Naming Rights (and recipe for Lemon Pound Cake with Sweet Tea Glaze)

Naming Rights (and recipe for Lemon Pound Cake with Sweet Tea Glaze)

There’s probably a little part of each of us that wants immortality. Many of us follow a faith that includes that as a payoff. Some are promised a boatload of girlfriends and others a mansion on a gold-bricked boulevard. Children are one way some people hope for a life that extends beyond the grave and others like to have their names on buildings. I work on a college campus where nearly everything is named after someone – astronauts, captains of industry, and the like. 

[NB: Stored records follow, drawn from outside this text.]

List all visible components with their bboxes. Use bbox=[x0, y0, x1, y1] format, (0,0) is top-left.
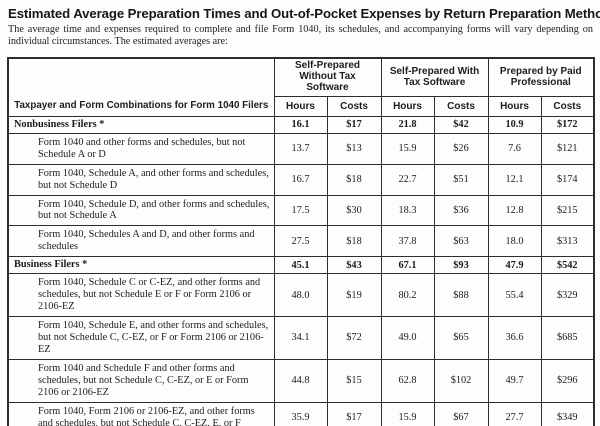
row-label: Form 1040, Form 2106 or 2106-EZ, and oth… bbox=[7, 401, 275, 426]
cell-value: $93 bbox=[433, 256, 489, 275]
cell-value: $51 bbox=[433, 163, 489, 196]
row-label: Form 1040, Schedule E, and other forms a… bbox=[7, 316, 275, 360]
column-group-with-software: Self-Prepared With Tax Software bbox=[380, 57, 489, 97]
cell-value: 49.7 bbox=[487, 358, 542, 403]
table-row: Form 1040 and Schedule F and other forms… bbox=[7, 358, 595, 403]
cell-value: $13 bbox=[326, 132, 382, 165]
cell-value: $15 bbox=[326, 358, 382, 403]
cell-value: $19 bbox=[326, 273, 382, 318]
cell-value: 62.8 bbox=[380, 358, 435, 403]
cell-value: $102 bbox=[433, 358, 489, 403]
cell-value: 17.5 bbox=[273, 194, 328, 227]
cell-value: $30 bbox=[326, 194, 382, 227]
costs-header: Costs bbox=[540, 95, 595, 117]
table-row: Form 1040 and other forms and schedules,… bbox=[7, 132, 595, 165]
row-label: Form 1040, Schedule D, and other forms a… bbox=[7, 194, 275, 227]
cell-value: 36.6 bbox=[487, 316, 542, 360]
hours-header: Hours bbox=[487, 95, 542, 117]
row-header-label: Taxpayer and Form Combinations for Form … bbox=[7, 57, 275, 117]
cell-value: $17 bbox=[326, 401, 382, 426]
table-row: Form 1040, Schedule E, and other forms a… bbox=[7, 316, 595, 360]
table-row: Business Filers * 45.1 $43 67.1 $93 47.9 $542 bbox=[7, 256, 595, 275]
row-label: Form 1040 and Schedule F and other forms… bbox=[7, 358, 275, 403]
cell-value: $349 bbox=[540, 401, 595, 426]
table-row: Form 1040, Schedule C or C-EZ, and other… bbox=[7, 273, 595, 318]
table-row: Form 1040, Schedules A and D, and other … bbox=[7, 225, 595, 258]
cell-value: 12.1 bbox=[487, 163, 542, 196]
cell-value: 7.6 bbox=[487, 132, 542, 165]
cell-value: 35.9 bbox=[273, 401, 328, 426]
cell-value: $63 bbox=[433, 225, 489, 258]
cell-value: 22.7 bbox=[380, 163, 435, 196]
row-label: Business Filers * bbox=[7, 256, 275, 275]
cell-value: 45.1 bbox=[273, 256, 328, 275]
table-header: Taxpayer and Form Combinations for Form … bbox=[7, 57, 595, 117]
table-row: Form 1040, Schedule A, and other forms a… bbox=[7, 163, 595, 196]
row-label: Nonbusiness Filers * bbox=[7, 115, 275, 134]
cell-value: 80.2 bbox=[380, 273, 435, 318]
cell-value: $18 bbox=[326, 163, 382, 196]
hours-header: Hours bbox=[273, 95, 328, 117]
cell-value: 15.9 bbox=[380, 132, 435, 165]
row-label: Form 1040, Schedule C or C-EZ, and other… bbox=[7, 273, 275, 318]
cell-value: 27.7 bbox=[487, 401, 542, 426]
cell-value: 16.1 bbox=[273, 115, 328, 134]
cell-value: 49.0 bbox=[380, 316, 435, 360]
cell-value: 37.8 bbox=[380, 225, 435, 258]
row-label: Form 1040, Schedule A, and other forms a… bbox=[7, 163, 275, 196]
table-body: Nonbusiness Filers * 16.1 $17 21.8 $42 10.9 $1… bbox=[7, 115, 595, 426]
cell-value: $542 bbox=[540, 256, 595, 275]
cell-value: 34.1 bbox=[273, 316, 328, 360]
cell-value: 15.9 bbox=[380, 401, 435, 426]
cell-value: $172 bbox=[540, 115, 595, 134]
cell-value: $36 bbox=[433, 194, 489, 227]
cell-value: 27.5 bbox=[273, 225, 328, 258]
cell-value: 18.3 bbox=[380, 194, 435, 227]
costs-header: Costs bbox=[433, 95, 489, 117]
cell-value: $215 bbox=[540, 194, 595, 227]
cell-value: 48.0 bbox=[273, 273, 328, 318]
intro-paragraph: The average time and expenses required t… bbox=[8, 24, 593, 48]
cell-value: $121 bbox=[540, 132, 595, 165]
row-label: Form 1040 and other forms and schedules,… bbox=[7, 132, 275, 165]
cell-value: $685 bbox=[540, 316, 595, 360]
cell-value: $65 bbox=[433, 316, 489, 360]
cell-value: 13.7 bbox=[273, 132, 328, 165]
cell-value: 44.8 bbox=[273, 358, 328, 403]
row-label: Form 1040, Schedules A and D, and other … bbox=[7, 225, 275, 258]
table-row: Form 1040, Form 2106 or 2106-EZ, and oth… bbox=[7, 401, 595, 426]
costs-header: Costs bbox=[326, 95, 382, 117]
cell-value: $296 bbox=[540, 358, 595, 403]
cell-value: $42 bbox=[433, 115, 489, 134]
cell-value: 16.7 bbox=[273, 163, 328, 196]
cell-value: $174 bbox=[540, 163, 595, 196]
table-row: Form 1040, Schedule D, and other forms a… bbox=[7, 194, 595, 227]
hours-header: Hours bbox=[380, 95, 435, 117]
cell-value: $72 bbox=[326, 316, 382, 360]
table-row: Nonbusiness Filers * 16.1 $17 21.8 $42 10.9 $1… bbox=[7, 115, 595, 134]
cell-value: $313 bbox=[540, 225, 595, 258]
sub-header-row: Hours Costs Hours Costs Hours Costs bbox=[8, 95, 595, 117]
cell-value: $88 bbox=[433, 273, 489, 318]
cell-value: $17 bbox=[326, 115, 382, 134]
cell-value: $18 bbox=[326, 225, 382, 258]
cell-value: 67.1 bbox=[380, 256, 435, 275]
column-group-paid-professional: Prepared by Paid Professional bbox=[487, 57, 595, 97]
cell-value: 21.8 bbox=[380, 115, 435, 134]
cell-value: 18.0 bbox=[487, 225, 542, 258]
cell-value: 12.8 bbox=[487, 194, 542, 227]
cell-value: 10.9 bbox=[487, 115, 542, 134]
group-header-row: Taxpayer and Form Combinations for Form … bbox=[7, 57, 595, 117]
cell-value: $67 bbox=[433, 401, 489, 426]
cell-value: $26 bbox=[433, 132, 489, 165]
cell-value: 55.4 bbox=[487, 273, 542, 318]
cell-value: 47.9 bbox=[487, 256, 542, 275]
column-group-without-software: Self-Prepared Without Tax Software bbox=[273, 57, 382, 97]
preparation-times-table: Taxpayer and Form Combinations for Form … bbox=[7, 57, 596, 426]
cell-value: $329 bbox=[540, 273, 595, 318]
page-title: Estimated Average Preparation Times and … bbox=[8, 6, 600, 21]
cell-value: $43 bbox=[326, 256, 382, 275]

I’ve got a little of that notion in me. I’ve got two boys who unless they change their names because one of them becomes a famous actor and has an agent that doesn’t think Hutcheson looks good on a marquee or the other one ends up in the Witness Relocation program under a new name, my last name will likely live on several decades after I’m gone.

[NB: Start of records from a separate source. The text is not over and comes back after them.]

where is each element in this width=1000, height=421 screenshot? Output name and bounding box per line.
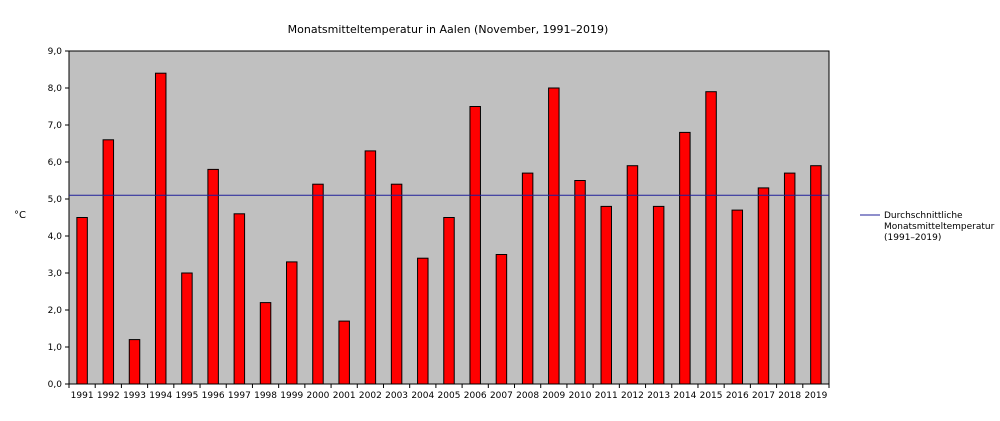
y-tick-label: 8,0 xyxy=(48,84,63,94)
legend-text-line-1: Durchschnittliche xyxy=(884,211,963,221)
bar-2000 xyxy=(312,183,324,385)
bars xyxy=(76,72,822,385)
y-tick-label: 6,0 xyxy=(48,158,63,168)
y-tick-label: 7,0 xyxy=(48,121,63,131)
x-tick-label: 1992 xyxy=(97,391,120,401)
bar-2009 xyxy=(548,87,560,385)
bar-1995 xyxy=(181,272,193,385)
x-tick-label: 1991 xyxy=(71,391,94,401)
x-tick-label: 2014 xyxy=(673,391,696,401)
y-tick-label: 0,0 xyxy=(48,380,63,390)
bar-2007 xyxy=(495,254,508,385)
x-axis: 1991 1992 1993 1994 1995 1996 1997 1998 1999 2000… xyxy=(68,384,830,401)
bar-2004 xyxy=(417,257,429,385)
bar-2015 xyxy=(705,91,717,385)
x-tick-label: 1997 xyxy=(228,391,251,401)
x-tick-label: 2004 xyxy=(411,391,434,401)
bar-2019 xyxy=(810,165,822,385)
x-tick-label: 2002 xyxy=(359,391,382,401)
x-tick-label: 2000 xyxy=(307,391,330,401)
y-tick-label: 5,0 xyxy=(48,195,63,205)
x-tick-label: 2007 xyxy=(490,391,513,401)
bar-1998 xyxy=(259,302,272,385)
bar-1994 xyxy=(154,72,167,385)
x-tick-label: 2011 xyxy=(595,391,618,401)
bar-2008 xyxy=(521,172,534,385)
x-tick-label: 2018 xyxy=(778,391,801,401)
bar-2003 xyxy=(390,183,403,385)
x-tick-label: 1993 xyxy=(123,391,146,401)
y-axis-label: °C xyxy=(14,210,26,221)
bar-2001 xyxy=(338,320,350,385)
bar-2006 xyxy=(469,106,481,385)
y-tick-label: 9,0 xyxy=(48,47,63,57)
chart-title: Monatsmitteltemperatur in Aalen (Novembe… xyxy=(288,23,609,36)
bar-2016 xyxy=(731,209,744,385)
x-tick-label: 1999 xyxy=(280,391,303,401)
x-tick-label: 2006 xyxy=(464,391,487,401)
x-tick-label: 2001 xyxy=(333,391,356,401)
y-tick-label: 4,0 xyxy=(48,232,63,242)
legend-text-line-3: (1991–2019) xyxy=(884,233,941,243)
bar-2005 xyxy=(443,217,455,385)
x-tick-label: 2009 xyxy=(542,391,565,401)
x-tick-label: 2015 xyxy=(700,391,723,401)
legend: Durchschnittliche Monatsmitteltemperatur… xyxy=(860,211,995,243)
x-tick-label: 1996 xyxy=(202,391,225,401)
bar-1991 xyxy=(76,217,88,385)
x-tick-label: 1998 xyxy=(254,391,277,401)
x-tick-label: 1995 xyxy=(175,391,198,401)
bar-2002 xyxy=(364,150,377,385)
bar-1992 xyxy=(102,139,115,385)
y-axis: 0,0 1,0 2,0 3,0 4,0 5,0 6,0 7,0 8,0 9,0 xyxy=(48,47,69,390)
bar-2014 xyxy=(679,131,691,385)
x-tick-label: 2019 xyxy=(804,391,827,401)
bar-2017 xyxy=(757,187,770,385)
x-tick-label: 2003 xyxy=(385,391,408,401)
x-tick-label: 2012 xyxy=(621,391,644,401)
x-tick-label: 2013 xyxy=(647,391,670,401)
x-tick-label: 2005 xyxy=(438,391,461,401)
x-tick-label: 2008 xyxy=(516,391,539,401)
bar-1997 xyxy=(233,213,246,385)
x-tick-label: 1994 xyxy=(149,391,172,401)
bar-2011 xyxy=(600,205,612,385)
y-tick-label: 1,0 xyxy=(48,343,63,353)
bar-2018 xyxy=(783,172,796,385)
y-tick-label: 3,0 xyxy=(48,269,63,279)
x-tick-label: 2017 xyxy=(752,391,775,401)
bar-1999 xyxy=(286,261,298,385)
bar-2013 xyxy=(652,205,665,385)
bar-2012 xyxy=(626,165,639,385)
bar-2010 xyxy=(574,180,586,385)
bar-1996 xyxy=(207,168,219,385)
y-tick-label: 2,0 xyxy=(48,306,63,316)
x-tick-label: 2010 xyxy=(569,391,592,401)
x-tick-label: 2016 xyxy=(726,391,749,401)
legend-text-line-2: Monatsmitteltemperatur xyxy=(884,222,995,232)
bar-1993 xyxy=(128,339,141,385)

Writing is another one of my strategies for immortality. I’ve written a book and it will be in the Library of Congress as long as there is such an institution. This column appears in papers all across the country to there’s a good chance some of these will be around forever.

There’s one more way I hope to achieve permanency that’s proving to be a little more difficult. I want to have a food named after me. I’m not the first to have taken this route. You’ve likely had a Caesar salad or two in your lifetime. This leafy dish was named, not for the Roman Emperor, but for a Caesar Cardini the chef created it. Fettuccini Alfredo, Carpaccio, Bananas Foster, Graham Crackers, Crab Louis, and Potatoes O’Brien are just a few of the more common dishes named after real people.

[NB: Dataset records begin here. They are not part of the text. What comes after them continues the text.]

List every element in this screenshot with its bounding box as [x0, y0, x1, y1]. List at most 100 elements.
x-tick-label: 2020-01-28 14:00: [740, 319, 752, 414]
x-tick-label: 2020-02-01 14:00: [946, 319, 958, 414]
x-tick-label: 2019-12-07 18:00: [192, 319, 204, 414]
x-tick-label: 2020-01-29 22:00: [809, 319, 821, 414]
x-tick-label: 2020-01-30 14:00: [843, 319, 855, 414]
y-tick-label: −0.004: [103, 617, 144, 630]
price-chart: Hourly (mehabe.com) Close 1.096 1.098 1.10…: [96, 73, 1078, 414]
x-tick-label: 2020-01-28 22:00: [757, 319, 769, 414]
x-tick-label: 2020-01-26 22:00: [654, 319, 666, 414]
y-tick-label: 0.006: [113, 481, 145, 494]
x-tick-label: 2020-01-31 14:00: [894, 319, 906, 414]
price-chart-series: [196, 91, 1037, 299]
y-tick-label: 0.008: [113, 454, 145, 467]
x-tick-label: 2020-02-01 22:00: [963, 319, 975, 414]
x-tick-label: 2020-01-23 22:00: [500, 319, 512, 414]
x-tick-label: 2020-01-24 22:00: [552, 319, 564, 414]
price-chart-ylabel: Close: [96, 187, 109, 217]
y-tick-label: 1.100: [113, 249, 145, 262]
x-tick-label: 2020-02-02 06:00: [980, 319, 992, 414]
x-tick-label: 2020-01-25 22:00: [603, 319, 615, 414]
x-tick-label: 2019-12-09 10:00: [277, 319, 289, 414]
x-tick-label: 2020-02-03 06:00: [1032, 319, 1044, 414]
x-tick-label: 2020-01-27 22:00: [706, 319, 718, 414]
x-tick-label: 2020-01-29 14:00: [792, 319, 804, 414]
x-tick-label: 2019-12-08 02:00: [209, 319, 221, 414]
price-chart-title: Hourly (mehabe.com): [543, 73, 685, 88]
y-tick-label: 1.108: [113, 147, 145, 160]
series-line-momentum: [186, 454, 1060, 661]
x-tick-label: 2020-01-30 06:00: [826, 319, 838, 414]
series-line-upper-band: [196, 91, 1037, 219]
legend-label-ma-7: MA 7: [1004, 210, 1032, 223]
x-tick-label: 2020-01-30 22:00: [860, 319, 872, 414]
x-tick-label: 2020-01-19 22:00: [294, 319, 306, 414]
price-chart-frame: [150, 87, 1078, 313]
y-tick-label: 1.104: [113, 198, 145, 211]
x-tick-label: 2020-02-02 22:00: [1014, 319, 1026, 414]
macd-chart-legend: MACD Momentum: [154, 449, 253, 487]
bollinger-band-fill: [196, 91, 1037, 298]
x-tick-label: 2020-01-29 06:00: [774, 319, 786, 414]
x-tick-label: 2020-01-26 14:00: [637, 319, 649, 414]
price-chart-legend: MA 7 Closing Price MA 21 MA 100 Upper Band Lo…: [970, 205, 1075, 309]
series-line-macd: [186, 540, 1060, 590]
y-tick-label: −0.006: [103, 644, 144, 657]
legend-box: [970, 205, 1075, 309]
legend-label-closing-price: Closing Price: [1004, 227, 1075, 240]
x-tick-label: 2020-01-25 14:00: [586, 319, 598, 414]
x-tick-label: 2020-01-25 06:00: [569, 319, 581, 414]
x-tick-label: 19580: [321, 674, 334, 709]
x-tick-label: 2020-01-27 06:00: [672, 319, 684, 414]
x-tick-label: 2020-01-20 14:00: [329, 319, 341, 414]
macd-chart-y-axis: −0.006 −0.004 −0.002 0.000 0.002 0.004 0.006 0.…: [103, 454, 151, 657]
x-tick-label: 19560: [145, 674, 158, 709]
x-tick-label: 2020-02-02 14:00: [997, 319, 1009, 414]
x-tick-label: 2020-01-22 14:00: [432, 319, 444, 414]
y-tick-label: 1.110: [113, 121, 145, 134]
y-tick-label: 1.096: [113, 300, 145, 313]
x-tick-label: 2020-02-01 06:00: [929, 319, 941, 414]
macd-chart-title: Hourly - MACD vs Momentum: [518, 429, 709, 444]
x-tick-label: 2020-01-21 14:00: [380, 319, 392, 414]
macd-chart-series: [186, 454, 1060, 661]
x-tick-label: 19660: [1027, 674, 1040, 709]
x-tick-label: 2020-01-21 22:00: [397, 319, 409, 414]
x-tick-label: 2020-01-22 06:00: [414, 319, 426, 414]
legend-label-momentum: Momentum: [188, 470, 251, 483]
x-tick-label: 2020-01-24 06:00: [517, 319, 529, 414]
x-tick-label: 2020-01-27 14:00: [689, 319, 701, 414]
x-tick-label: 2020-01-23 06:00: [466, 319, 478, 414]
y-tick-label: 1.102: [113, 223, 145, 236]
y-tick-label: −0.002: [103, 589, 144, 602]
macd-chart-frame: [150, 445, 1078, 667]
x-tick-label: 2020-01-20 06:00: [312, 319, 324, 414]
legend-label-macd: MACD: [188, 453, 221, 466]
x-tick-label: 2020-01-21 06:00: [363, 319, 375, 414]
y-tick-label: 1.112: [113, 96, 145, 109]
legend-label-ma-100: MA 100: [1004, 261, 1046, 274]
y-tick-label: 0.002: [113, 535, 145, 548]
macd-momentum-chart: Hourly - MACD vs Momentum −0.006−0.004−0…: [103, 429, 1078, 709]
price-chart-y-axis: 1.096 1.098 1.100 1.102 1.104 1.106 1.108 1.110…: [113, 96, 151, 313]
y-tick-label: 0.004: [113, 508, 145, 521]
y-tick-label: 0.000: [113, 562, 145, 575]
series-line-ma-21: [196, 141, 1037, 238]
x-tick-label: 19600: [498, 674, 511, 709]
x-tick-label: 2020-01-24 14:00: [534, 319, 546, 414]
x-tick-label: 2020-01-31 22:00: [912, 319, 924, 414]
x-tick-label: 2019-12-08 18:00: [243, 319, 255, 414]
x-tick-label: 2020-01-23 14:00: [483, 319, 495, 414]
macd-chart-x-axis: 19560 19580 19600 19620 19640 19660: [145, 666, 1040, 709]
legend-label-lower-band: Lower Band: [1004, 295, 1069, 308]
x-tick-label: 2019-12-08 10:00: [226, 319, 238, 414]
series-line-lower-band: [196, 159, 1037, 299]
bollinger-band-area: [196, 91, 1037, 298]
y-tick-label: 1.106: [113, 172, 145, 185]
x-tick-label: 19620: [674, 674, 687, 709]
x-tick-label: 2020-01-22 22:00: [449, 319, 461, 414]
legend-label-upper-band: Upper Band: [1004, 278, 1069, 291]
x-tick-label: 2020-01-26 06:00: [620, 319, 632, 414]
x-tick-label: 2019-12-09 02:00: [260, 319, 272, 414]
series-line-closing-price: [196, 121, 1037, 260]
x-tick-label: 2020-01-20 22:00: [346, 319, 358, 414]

Almost every week I come up with a new recipe hoping that one will eventually become so closely associated with me that it takes on my own name but no luck thus far. There is no Meatloaf Hutcheson or Scott Bars as of yet but I’m still trying. This week I thought I might be on to something; but as I was developing my recipe I had this lingering feeling that something very similar was already associated with someone else. Then it dawned on me. So this week’s recipe is formally called Lemon Pound Cake with Sweet Tea Glaze but I’m sure it will end being known as Arnold Palmer Cake. Oh well, back to the drawing board.

Lemon Pound Cake with Sweet Tea Glaze (aka Arnold Palmer Cake)

  • 1-1/2 cups all-purpose flour

  • 1 teaspoon baking powder

  • 1/2 teaspoon salt

  • 2 sticks unsalted butter, softened

  • 1 cup sugar

  • 2 teaspoons vanilla

  • Zest of one lemon

  • 1/4 lemon juice

  • 4 eggs

Sweet Tea Glaze

  • 1 cup brewed tea, extra strong

  • 1 tablespoon butter

  • 1-1/4 cups confectioner’s sugar

Preheat the oven to 350 degrees. Butter a loaf pan and line it with parchment paper. In a medium bowl, combine the flour, baking powder, and salt. In a mixer cream the butter then add 1 cup of the sugar and continue mixing. Add the vanilla, lemon zest, juice, and eggs and mix until combined. Add the dry ingredients and mix just until smooth. Pour into the lined pan and bake for 60 minutes or until an inserted knife comes out clean. 

While the cake is baking, place the cup of brewed tea in a sauce pan and bring it to boil until the tea is reduced to a quarter cup. Whisk in the butter then bring to room temperature. Whisk in the powdered sugar. 

When the cake is done, let it cool in the pan for about 15 minutes and then remove from the pan and set on a wire rack placed on a sheet pan. Pour half of the glaze on the cake, letting it drip down the sides. Once the glaze has soaked in, pour on the rest of the glaze. Slice and serve. The cake can be wrapped in plastic and refrigerated for up to a week.